One of the nation’s biggest telemedicine providers will spend more than $18 billion to stoke an approach to care that grew explosively during the pandemic and recently received an endorsement from President Donald Trump.
Teladoc Health Inc. plans to dive deep into managing the health of patients with diabetes and high blood pressure with a cash-and-stock deal for Livongo Health that’s expected to close later this year.
Telemedicine involves care delivered remotely, often with a live video connection through patient smartphones or tablets. Millions of patients were forced to try it for everything from routine care to checkups with specialists after COVID-19 shut down much of the economy earlier this year.
Teladoc said late last month that its total visits tripled in the recently completed second quarter to 2.8 million, and revenue grew 85%. The company also said it expects gains to spill over into 2021, when it projects revenue growth of between 30% and 40%.
Telemedicine has been around for years, and a growing number of employers have offered it to their workers as a way to save money and improve their access to care.
The practice was relatively slow to catch on with many patients before COVID-19. But now there’s growing momentum to keep at least some of telemedicine’s gains after the pandemic finally fades.
The Trump administration announced on Monday that it was taking steps to give telehealth a broader role for patients who live in rural communities and are covered by the federal government’s Medicare program for those age 65 and older.
There’s also bipartisan support in Congress for a broader expansion of telemedicine coverage to make it a more regular option for people living in cities and suburbs.
Health care researchers also say they expect the practice to play a greater role in health care once the pandemic finally fades.

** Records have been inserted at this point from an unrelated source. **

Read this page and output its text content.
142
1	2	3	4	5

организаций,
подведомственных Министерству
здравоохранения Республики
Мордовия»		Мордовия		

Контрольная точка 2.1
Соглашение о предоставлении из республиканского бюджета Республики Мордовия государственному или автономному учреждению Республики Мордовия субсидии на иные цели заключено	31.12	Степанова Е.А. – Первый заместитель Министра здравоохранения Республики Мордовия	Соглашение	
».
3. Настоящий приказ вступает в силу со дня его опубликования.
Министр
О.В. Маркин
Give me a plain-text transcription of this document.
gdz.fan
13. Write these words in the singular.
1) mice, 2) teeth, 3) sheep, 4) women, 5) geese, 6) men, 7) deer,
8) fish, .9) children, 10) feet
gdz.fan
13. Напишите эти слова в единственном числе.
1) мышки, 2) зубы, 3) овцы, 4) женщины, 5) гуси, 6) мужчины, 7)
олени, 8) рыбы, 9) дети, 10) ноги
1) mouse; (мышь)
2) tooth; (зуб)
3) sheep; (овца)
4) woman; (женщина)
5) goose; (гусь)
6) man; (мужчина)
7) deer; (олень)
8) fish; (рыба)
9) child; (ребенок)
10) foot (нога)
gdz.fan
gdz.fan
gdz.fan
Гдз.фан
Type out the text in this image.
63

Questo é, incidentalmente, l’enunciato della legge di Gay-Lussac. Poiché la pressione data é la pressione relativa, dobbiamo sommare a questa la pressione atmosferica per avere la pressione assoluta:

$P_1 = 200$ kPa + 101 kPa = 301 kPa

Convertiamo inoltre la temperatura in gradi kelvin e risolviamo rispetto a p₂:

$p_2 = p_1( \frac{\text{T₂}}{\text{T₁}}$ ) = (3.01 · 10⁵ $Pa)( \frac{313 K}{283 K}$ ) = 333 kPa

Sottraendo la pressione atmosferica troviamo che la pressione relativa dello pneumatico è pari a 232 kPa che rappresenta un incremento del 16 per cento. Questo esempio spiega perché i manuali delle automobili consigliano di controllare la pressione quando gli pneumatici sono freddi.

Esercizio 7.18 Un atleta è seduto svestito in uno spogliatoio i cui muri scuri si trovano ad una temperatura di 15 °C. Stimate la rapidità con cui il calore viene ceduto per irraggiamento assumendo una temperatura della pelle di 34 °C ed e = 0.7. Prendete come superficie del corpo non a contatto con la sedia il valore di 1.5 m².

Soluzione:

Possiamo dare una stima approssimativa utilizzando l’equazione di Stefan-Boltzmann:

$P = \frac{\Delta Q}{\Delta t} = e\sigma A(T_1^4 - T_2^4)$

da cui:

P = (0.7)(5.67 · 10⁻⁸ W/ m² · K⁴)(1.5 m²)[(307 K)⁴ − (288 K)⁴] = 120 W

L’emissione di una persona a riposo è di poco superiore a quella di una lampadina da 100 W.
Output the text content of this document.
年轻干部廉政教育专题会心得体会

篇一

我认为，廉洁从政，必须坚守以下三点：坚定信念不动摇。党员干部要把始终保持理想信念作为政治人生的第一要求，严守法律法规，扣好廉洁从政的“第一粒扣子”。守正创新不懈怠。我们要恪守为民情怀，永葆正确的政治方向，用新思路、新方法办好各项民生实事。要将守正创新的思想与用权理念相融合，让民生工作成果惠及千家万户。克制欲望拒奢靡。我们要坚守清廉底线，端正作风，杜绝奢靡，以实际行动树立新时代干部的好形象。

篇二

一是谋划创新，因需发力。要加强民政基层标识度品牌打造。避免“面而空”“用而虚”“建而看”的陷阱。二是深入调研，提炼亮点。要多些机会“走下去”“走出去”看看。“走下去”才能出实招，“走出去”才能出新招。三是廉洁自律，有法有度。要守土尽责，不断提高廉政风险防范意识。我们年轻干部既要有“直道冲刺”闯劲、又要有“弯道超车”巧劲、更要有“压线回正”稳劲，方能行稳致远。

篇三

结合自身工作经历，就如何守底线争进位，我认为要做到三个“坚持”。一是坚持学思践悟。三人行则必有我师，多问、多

That’s partly because people have become more used to it, and they may be more wary now of sitting in waiting rooms filled with other sick patients.
But before that happens, health insurers need to figure out whether they should make some pandemic-driven coverage expansions of telemedicine permanent and how much they should pay for the practice.
Doctors also see a greater role for telemedicine in monitoring people with chronic conditions like high blood pressure or diabetes. That could involve remotely checking blood pressure or blood sugar levels to detect abnormal changes.
In those cases, a nurse might call a patient when a change is detected to see if that person needs help. That type of monitoring can help keep people healthy and out of expensive hospitals.
Remote monitoring is a specialty of Mountain View, California-based Livongo Health Inc.
Purchase, New York-based Teladoc said Wednesday that it will pay $11.33 in cash and a portion of its stock for each Livongo share. The boards of both companies have already unanimously approved their deal.
Teladoc Health Inc. CEO Jason Gorevic will run the combined company, and Teladoc shareholders will own a 58% stake.
Shares of Teladoc, the nation’s lone publicly traded telemedicine operator, fell nearly 6% to $234.71 before markets opened, while Livongo’s stock climbed nearly 4% to $148.26.